Les réformes de Raul Castro ne profitent pas à la classe moyenne. Rénover le modèle du socialisme à la cubaine et relancer une économie en crise perpétuelle n’est pas sans entraves. L’année 2012 s’est conclue avec une croissance de 3,1% du PIB, trois dixième de moins que prévu. Pour 2013 l’objectif c’est une croissance à 3,7%.

Les réformes ont ouvert un espace à l’initiative privée. Bien que très contrôlées par l’Etat, elles ont permis à quelque 400 000 cubains d’obtenir des licences pour entreprendre. Les restaurants fleurissent un peu partout dans La Havane, et le gouvernemnent a promis d‘élargir le nombre d’activités accessibles à l’initiative privée.

Mais malgré une des mesures phare qui autorise l’usufruit des terres non-cultivées, l’agriculture cubaine ne suffit pas pour nourrir l‘île.

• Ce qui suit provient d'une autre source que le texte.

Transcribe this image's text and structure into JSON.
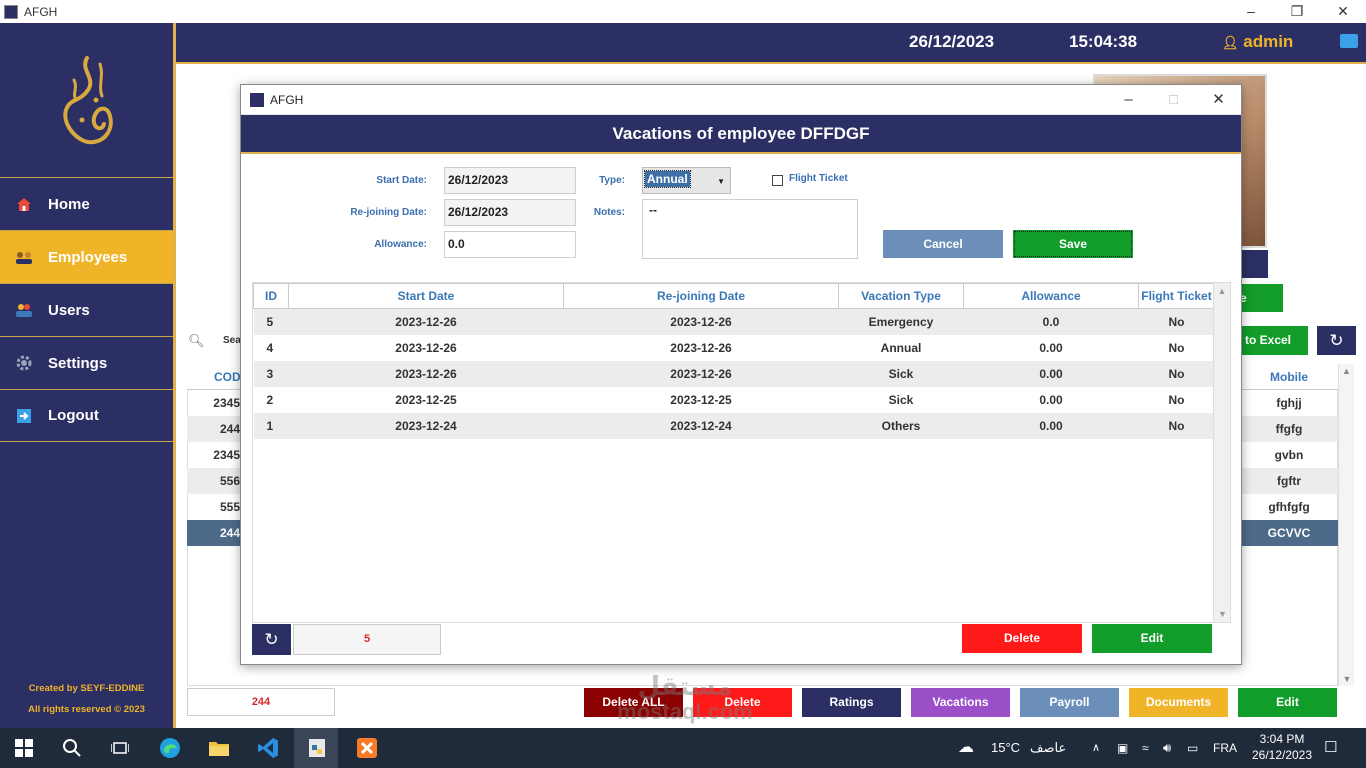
{
  "window": {
    "title": "AFGH"
  },
  "sidebar": {
    "items": [
      {
        "label": "Home",
        "icon": "home-icon"
      },
      {
        "label": "Employees",
        "icon": "employees-icon"
      },
      {
        "label": "Users",
        "icon": "users-icon"
      },
      {
        "label": "Settings",
        "icon": "gear-icon"
      },
      {
        "label": "Logout",
        "icon": "logout-icon"
      }
    ],
    "footer_line1": "Created by SEYF-EDDINE",
    "footer_line2": "All rights reserved © 2023"
  },
  "header": {
    "date": "26/12/2023",
    "time": "15:04:38",
    "user": "admin"
  },
  "main": {
    "search_label": "Sear",
    "export_label": "to Excel",
    "green_label": "e",
    "left_column": {
      "header": "COD",
      "values": [
        "2345",
        "244",
        "2345",
        "556",
        "555",
        "244"
      ]
    },
    "right_column": {
      "header": "Mobile",
      "values": [
        "fghjj",
        "ffgfg",
        "gvbn",
        "fgftr",
        "gfhfgfg",
        "GCVVC"
      ]
    },
    "bottom_count": "244",
    "buttons": {
      "delete_all": "Delete ALL",
      "delete": "Delete",
      "ratings": "Ratings",
      "vacations": "Vacations",
      "payroll": "Payroll",
      "documents": "Documents",
      "edit": "Edit"
    }
  },
  "dialog": {
    "title": "AFGH",
    "header": "Vacations of employee DFFDGF",
    "form": {
      "start_date_label": "Start Date:",
      "start_date": "26/12/2023",
      "rejoin_label": "Re-joining Date:",
      "rejoin_date": "26/12/2023",
      "allowance_label": "Allowance:",
      "allowance": "0.0",
      "type_label": "Type:",
      "type_value": "Annual",
      "notes_label": "Notes:",
      "notes_value": "--",
      "flight_ticket_label": "Flight Ticket",
      "cancel": "Cancel",
      "save": "Save"
    },
    "table": {
      "columns": [
        "ID",
        "Start Date",
        "Re-joining Date",
        "Vacation Type",
        "Allowance",
        "Flight Ticket"
      ],
      "rows": [
        [
          "5",
          "2023-12-26",
          "2023-12-26",
          "Emergency",
          "0.0",
          "No"
        ],
        [
          "4",
          "2023-12-26",
          "2023-12-26",
          "Annual",
          "0.00",
          "No"
        ],
        [
          "3",
          "2023-12-26",
          "2023-12-26",
          "Sick",
          "0.00",
          "No"
        ],
        [
          "2",
          "2023-12-25",
          "2023-12-25",
          "Sick",
          "0.00",
          "No"
        ],
        [
          "1",
          "2023-12-24",
          "2023-12-24",
          "Others",
          "0.00",
          "No"
        ]
      ]
    },
    "footer": {
      "count": "5",
      "delete": "Delete",
      "edit": "Edit"
    }
  },
  "taskbar": {
    "temperature": "15°C",
    "weather": "عاصف",
    "language": "FRA",
    "clock_time": "3:04 PM",
    "clock_date": "26/12/2023"
  },
  "watermark": {
    "arabic": "مستقل",
    "latin": "mostaql.com"
  },
  "colors": {
    "navy": "#2b2f63",
    "gold": "#f0b429",
    "green": "#129c2a",
    "red": "#ff1a1a",
    "dark_red": "#8b0000",
    "purple": "#9b4fc8",
    "steel_blue": "#6b8fb8",
    "link_blue": "#3a78b8"
  }
}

Cuba doit importer 80% des aliments qu’elle consomme, c’est 1,3 milliards d’euros par an, soit 30% des revenus en devises.

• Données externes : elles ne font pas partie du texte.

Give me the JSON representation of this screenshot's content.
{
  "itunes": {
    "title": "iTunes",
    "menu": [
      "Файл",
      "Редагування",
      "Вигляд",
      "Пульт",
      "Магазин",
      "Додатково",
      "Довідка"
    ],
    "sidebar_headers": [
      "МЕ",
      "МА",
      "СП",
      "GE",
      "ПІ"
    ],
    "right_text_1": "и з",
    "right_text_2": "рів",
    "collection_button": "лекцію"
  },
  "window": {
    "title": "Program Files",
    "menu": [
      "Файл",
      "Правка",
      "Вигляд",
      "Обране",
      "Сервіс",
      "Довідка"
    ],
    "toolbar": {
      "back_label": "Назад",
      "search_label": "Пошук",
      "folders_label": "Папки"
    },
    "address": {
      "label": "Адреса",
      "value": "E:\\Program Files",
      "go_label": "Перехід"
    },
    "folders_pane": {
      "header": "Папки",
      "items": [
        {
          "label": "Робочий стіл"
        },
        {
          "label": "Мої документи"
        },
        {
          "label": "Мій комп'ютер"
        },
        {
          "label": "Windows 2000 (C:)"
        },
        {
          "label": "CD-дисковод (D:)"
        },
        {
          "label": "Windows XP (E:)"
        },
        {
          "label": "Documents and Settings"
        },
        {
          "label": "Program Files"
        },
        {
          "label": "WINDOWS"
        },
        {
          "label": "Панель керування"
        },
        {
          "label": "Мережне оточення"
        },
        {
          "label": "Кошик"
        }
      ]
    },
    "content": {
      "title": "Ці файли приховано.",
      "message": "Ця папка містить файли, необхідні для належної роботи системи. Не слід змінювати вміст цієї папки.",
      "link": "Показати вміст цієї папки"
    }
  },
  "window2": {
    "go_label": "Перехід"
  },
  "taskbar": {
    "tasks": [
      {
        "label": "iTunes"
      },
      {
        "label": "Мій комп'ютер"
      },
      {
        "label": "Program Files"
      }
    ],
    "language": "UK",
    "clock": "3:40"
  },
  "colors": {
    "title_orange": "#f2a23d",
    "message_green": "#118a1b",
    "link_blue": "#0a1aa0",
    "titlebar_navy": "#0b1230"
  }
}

Pour la classe moyenne, la vie reste difficile. Odlanieris Cordero et sa fille vivent dans cette maison de La Havane avec un relatif confort. Mais ce n’est pas dû aux retombées des réformes, car elle ne gagne que 20 euros par mois comme chef costumière dans un théâtre d’Etat. C’est grâce à l’argent que son mari leur envoie d’Europe
tous les mois. Et dit elle, elle ne sait pas comment elle ferait sans son aide…

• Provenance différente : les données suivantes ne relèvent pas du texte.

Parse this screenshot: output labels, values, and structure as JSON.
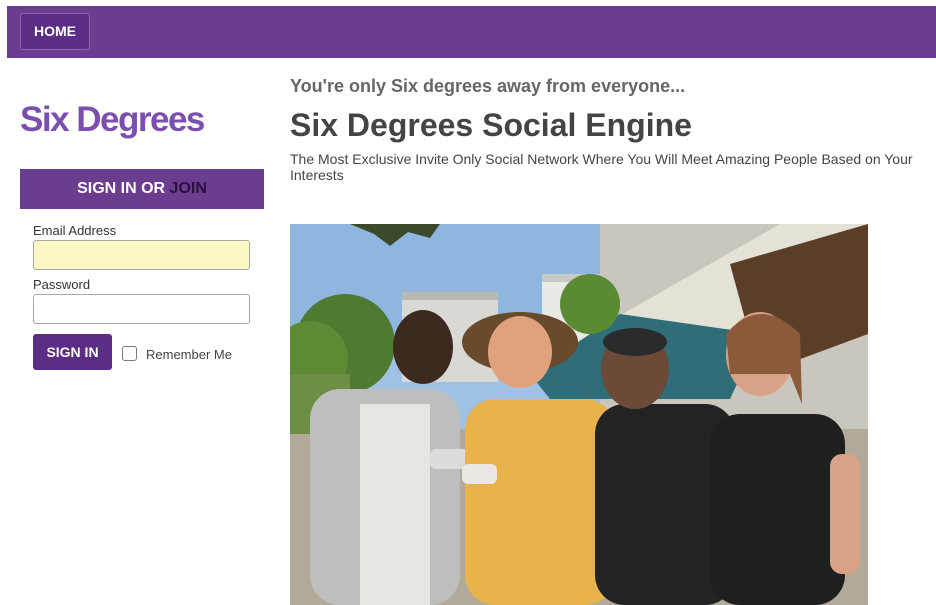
{
  "nav": {
    "home_label": "HOME"
  },
  "sidebar": {
    "logo_text": "Six Degrees",
    "signin_header": {
      "signin_text": "SIGN IN OR ",
      "join_text": "JOIN"
    },
    "email": {
      "label": "Email Address",
      "value": ""
    },
    "password": {
      "label": "Password",
      "value": ""
    },
    "signin_button_label": "SIGN IN",
    "remember_me_label": "Remember Me",
    "remember_me_checked": false
  },
  "main": {
    "tagline": "You're only Six degrees away from everyone...",
    "title": "Six Degrees Social Engine",
    "description": "The Most Exclusive Invite Only Social Network Where You Will Meet Amazing People Based on Your Interests"
  },
  "colors": {
    "brand_purple": "#6a3d8f",
    "button_purple": "#5b2d86",
    "logo_purple": "#7b4fad",
    "autofill_yellow": "#fdf7c3"
  },
  "photo": {
    "subject": "group-of-four-friends-outdoors"
  }
}
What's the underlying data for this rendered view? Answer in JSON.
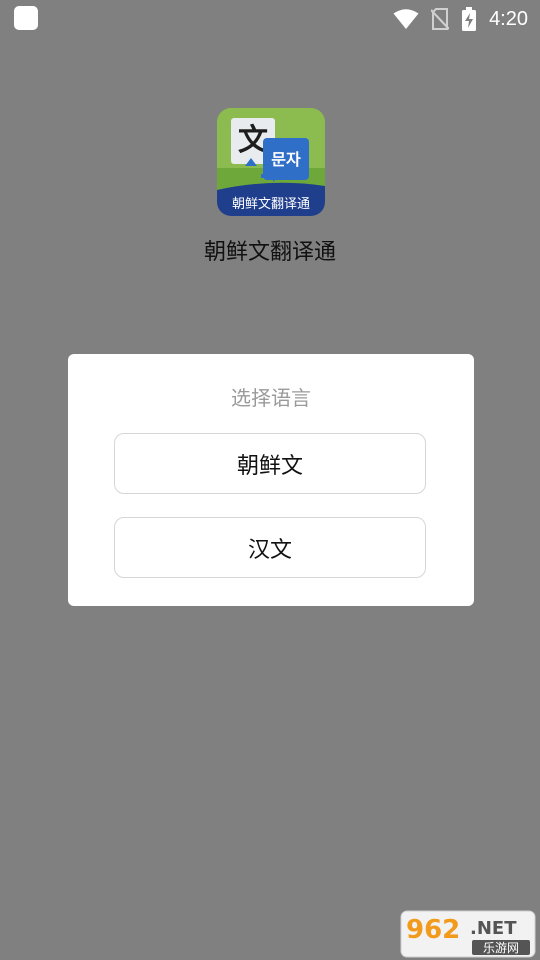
{
  "status_bar": {
    "time": "4:20",
    "icons": [
      "app-notification-icon",
      "wifi-icon",
      "no-sim-icon",
      "battery-charging-icon"
    ]
  },
  "app": {
    "name": "朝鲜文翻译通",
    "icon": {
      "top_glyph": "文",
      "korean_glyph": "문자",
      "banner_text": "朝鲜文翻译通"
    }
  },
  "dialog": {
    "title": "选择语言",
    "options": [
      {
        "label": "朝鲜文"
      },
      {
        "label": "汉文"
      }
    ]
  },
  "watermark": {
    "brand_main": "962",
    "brand_suffix": ".NET",
    "brand_sub": "乐游网"
  },
  "colors": {
    "overlay_background": "#808080",
    "dialog_background": "#ffffff",
    "dialog_title": "#9a9a9a",
    "icon_green": "#6fa83a",
    "icon_navy": "#1f3f8c",
    "icon_blue": "#2f6fc8"
  }
}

Autre grincement de la machine à réformer, les
inégalités croissantes dans la société cubaine.

Raphael Hernández, éditeur :
“La différence croissante des revenus préoccupe tout le monde, c’est une préoccupation pour la majoirtié des cubains, pour le gouvernement. Mais qu’il y ait des salaires différents fait partie de ce qui est accepté aujourd’hui à Cuba. Ce n’est pas une société sans classes. Ce n’est plus une société uniforme.”

L’une des réformes les plus audacieuses, c’est la libéralisation des logements, ils ne pouvaient pas être vendus, uniquement troqués. Aujourd’hui, seuls les bénéficiaires de l’ouverture économique ou ceux qui reçoivent de l’aide de l‘étranger
peuvent accèder à la propriété. Les employés de l’Etat, majoritaires, ne gagnent pas assez pour suivre la flambée des prix.